Origins of Indians : Version 3.0

The diffusion of Indo-Aryan languages:
The present model is that a small croud of Indo-Aryan elites forced their language on native Dravidian, Munda speakers. I shall remain sceptic of this "elite dominance" model until I'm clear about,

1. If Vaidiks found any linguistic difference between the native poulations and themselves as they entered North-West of India.
2. The relation between Sanskrit and Prakrit
3. Antiquity of Prakrits vis-a-vis Vedic Sanskrit

Until then, I am proposing the following expansions inside India:
Linguistic groups Major Haplogroups Region
1. Mundas R2, L, O North and East India
2. Burushos R2, R1a1, H1 North-West India
3. Dravidians R2, L, R1a1, J2b2, F, H*, H1 South-West India
4. Semites (extinct) J2b2, J2a Near East
5. Prakrits(IA) H1,R1a1, L West-Southern Central Asia
6. Vaidiks(IA) R1a1 Kurgan or Central Asia

Marathis, Who are they?:
The first kings(Shatavahana) that ruled the region of Maharashtra supported Prakrit. However, the later kingdoms of Chalukya, Rashtrakuta were identified with Kannada language and culture. And the Sevunas(Yadavas) were equally supportive of both Kannada and Marathi.
What was the major language in the region of present day Maharashtra?

Some people believe the language closest to Kannada was later supplanted by Indo-Aryan Marathi. I'm not so sure when the dominant Marathas are predominantly Haplogroup H. In fact, I have read that Marathi came into prominance as Maratha tribes became dominant. I suppose unlike Gonda tribes, these Maratha tribes were in fact the later Prakrit migrants to Central India.

Multiple migrations in a slight different way:
I would say, there was a single migration of the people carrying Vaidik culture and they were predominantly Haplogroup R1a1 from Kurgan areas. Multiple migration of this people would have clearly left some kind folklores, at least, from the later migrations especially consdering they had kept their religious traditions in tact by oral traditions for almost a millennium after entering India. Therefore, it shows the dominance of the native North-West Indians among these Vaidiks and minority position of the original Vaidiks.

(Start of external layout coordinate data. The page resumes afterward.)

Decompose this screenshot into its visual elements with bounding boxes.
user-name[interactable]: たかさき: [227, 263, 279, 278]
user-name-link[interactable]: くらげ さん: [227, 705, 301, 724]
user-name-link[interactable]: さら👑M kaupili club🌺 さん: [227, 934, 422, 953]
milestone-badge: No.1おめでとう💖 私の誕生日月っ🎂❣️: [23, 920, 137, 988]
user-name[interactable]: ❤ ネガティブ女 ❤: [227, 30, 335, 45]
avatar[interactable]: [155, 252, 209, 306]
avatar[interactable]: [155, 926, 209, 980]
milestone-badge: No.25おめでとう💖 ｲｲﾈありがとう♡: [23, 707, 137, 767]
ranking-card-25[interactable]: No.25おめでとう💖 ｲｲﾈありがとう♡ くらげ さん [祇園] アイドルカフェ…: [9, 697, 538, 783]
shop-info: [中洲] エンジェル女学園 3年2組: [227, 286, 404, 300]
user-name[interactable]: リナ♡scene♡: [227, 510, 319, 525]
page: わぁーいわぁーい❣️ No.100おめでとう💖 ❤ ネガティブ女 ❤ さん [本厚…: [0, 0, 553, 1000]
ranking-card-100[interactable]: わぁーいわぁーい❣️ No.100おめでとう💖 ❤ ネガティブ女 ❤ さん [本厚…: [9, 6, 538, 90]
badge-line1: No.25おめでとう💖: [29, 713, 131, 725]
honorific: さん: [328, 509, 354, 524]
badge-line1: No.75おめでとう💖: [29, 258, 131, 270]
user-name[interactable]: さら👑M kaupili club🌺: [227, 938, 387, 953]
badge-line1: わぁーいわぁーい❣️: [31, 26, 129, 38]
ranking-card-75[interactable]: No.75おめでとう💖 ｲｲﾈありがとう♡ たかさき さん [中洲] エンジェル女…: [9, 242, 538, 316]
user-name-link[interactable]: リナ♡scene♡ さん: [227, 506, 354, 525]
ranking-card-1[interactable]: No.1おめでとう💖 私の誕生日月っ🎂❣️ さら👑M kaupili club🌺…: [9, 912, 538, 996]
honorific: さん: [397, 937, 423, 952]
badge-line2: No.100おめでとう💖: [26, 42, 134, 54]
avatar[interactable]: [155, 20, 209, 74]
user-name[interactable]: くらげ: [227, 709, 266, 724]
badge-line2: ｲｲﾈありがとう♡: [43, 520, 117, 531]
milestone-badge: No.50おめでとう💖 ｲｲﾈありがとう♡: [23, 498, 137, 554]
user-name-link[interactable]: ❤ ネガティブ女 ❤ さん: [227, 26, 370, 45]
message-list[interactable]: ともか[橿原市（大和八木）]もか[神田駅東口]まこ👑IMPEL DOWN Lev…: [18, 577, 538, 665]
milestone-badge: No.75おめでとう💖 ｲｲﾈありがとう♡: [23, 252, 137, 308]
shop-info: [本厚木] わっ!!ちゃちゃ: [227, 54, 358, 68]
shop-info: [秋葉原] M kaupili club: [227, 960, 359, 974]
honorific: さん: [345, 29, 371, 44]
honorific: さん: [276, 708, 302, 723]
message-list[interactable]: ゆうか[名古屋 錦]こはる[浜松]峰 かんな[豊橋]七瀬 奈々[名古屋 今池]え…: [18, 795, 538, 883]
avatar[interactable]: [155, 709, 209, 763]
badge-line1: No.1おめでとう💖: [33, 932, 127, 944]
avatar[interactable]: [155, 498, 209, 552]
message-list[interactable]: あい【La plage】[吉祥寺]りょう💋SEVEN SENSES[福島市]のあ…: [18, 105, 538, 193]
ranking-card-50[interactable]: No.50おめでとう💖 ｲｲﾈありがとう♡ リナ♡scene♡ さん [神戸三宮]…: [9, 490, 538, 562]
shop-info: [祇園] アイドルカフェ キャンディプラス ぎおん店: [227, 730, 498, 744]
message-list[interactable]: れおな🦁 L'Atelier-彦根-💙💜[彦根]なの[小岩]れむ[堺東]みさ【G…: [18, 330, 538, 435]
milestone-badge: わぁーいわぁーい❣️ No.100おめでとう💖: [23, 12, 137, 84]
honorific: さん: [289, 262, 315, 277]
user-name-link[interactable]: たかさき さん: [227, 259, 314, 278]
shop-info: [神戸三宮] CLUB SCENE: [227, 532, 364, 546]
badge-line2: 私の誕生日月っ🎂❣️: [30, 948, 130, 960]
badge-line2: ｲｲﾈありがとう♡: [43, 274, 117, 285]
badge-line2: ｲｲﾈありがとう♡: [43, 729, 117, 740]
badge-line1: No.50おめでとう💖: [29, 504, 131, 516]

In my opinion, before the arrival of Vaidik people there were multiple migrations from Haplogroup H1 tribes from Iranian or Kurdish area to North-West of India or deep into India. The people who moved South lost their language due to emerging Dravidian cultural life. However, in North, East and Central India these H1 Prakrit tribes survived because of emergence of Vaidik culture as both Sanskrit and Prakrit were hardly diverged much around 3500 years ago. However, it's impossible to believe that Sanskrit could have spanned so many Indo-Aryan languages in North India considering the fact that it was always made unavailable to the common people. However, non-Vaidik Prakrits did not have any such purity ideas.

Skin Colour:
I suppose skin colour lightened even among Indo-Aryan , Prakrit, speakers of Iran, Afghanistan much later.

None of the major Haplogroups in India, H1, R1a1, R2 and J2 show a uniform cultural, linguistic patterns. Therefore, not only racial models of cultural/linguistic patterns fail miserably, even the linguistic models of invasion and elite dominance harldy explain the complex scenarios(like that of Marathis) of Indian past history.